Even so, Portugal and Iceland were at 33 and 27 in their weekly rate, respectively, when they were added to the green list, the study notes. Portugal was later removed.

As for test positivity, the highest rate of recent additions was the Dominican Republic which at 1.5% is almost twice France’s current rate. Mr Boyle speculates that this is the UK’s cut-off point for that criterion.

He estimates that other criteria being used include a full-vaccinated percentage of at least 15% (France is at 34%, reports covidtracker.fr).

He added that no ‘variants of concern’ had been found in recent weeks in travellers coming to the UK from France or several other European countries that he believes should now be in the running to turn green.
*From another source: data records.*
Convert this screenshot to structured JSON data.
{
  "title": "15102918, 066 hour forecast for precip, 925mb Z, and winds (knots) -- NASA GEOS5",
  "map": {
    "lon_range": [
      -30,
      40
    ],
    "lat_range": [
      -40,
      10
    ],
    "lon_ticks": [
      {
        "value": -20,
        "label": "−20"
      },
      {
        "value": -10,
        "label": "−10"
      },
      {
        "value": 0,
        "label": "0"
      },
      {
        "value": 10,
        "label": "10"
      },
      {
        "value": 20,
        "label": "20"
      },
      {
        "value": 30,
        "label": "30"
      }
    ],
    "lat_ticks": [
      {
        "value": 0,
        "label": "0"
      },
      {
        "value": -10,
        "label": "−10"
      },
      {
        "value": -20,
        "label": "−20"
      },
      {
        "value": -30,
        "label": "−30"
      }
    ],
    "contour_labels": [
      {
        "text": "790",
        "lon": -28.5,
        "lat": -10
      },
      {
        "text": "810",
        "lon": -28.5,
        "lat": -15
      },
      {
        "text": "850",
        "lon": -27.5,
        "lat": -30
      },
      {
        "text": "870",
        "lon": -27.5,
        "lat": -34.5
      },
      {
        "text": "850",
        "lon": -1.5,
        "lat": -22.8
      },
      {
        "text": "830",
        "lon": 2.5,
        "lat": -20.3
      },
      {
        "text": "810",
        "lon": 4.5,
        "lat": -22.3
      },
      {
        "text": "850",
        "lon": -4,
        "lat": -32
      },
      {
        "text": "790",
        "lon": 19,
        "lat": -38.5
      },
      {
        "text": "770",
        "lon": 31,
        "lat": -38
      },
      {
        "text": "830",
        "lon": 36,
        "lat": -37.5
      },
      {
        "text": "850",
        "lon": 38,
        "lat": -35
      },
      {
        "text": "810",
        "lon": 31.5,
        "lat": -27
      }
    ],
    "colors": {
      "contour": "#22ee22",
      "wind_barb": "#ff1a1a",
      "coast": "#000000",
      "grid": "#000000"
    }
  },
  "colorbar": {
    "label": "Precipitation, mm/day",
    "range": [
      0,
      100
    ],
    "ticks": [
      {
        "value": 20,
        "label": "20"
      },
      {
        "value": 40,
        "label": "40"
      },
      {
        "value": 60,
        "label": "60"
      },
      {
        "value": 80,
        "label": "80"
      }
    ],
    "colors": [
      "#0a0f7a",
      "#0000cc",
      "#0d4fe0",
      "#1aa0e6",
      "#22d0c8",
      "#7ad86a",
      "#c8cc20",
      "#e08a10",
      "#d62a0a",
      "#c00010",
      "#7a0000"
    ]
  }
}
Commenting on the study, Airport Operators Association chief executive Karen Dee said: “In Parliament, the transport secretary repeatedly urged people to look at the data to understand why some countries get added to the green list and others not. Yet when people do look at that data, it raises more questions than it answers.

“It is time that the government explains transparently, and in full, how they decide on the green list and expand the green list to include countries that clearly meet the thresholds they appear to have applied.”

The next traffic light review is set for Thursday July 15, with any changes likely to apply in the week afterwards.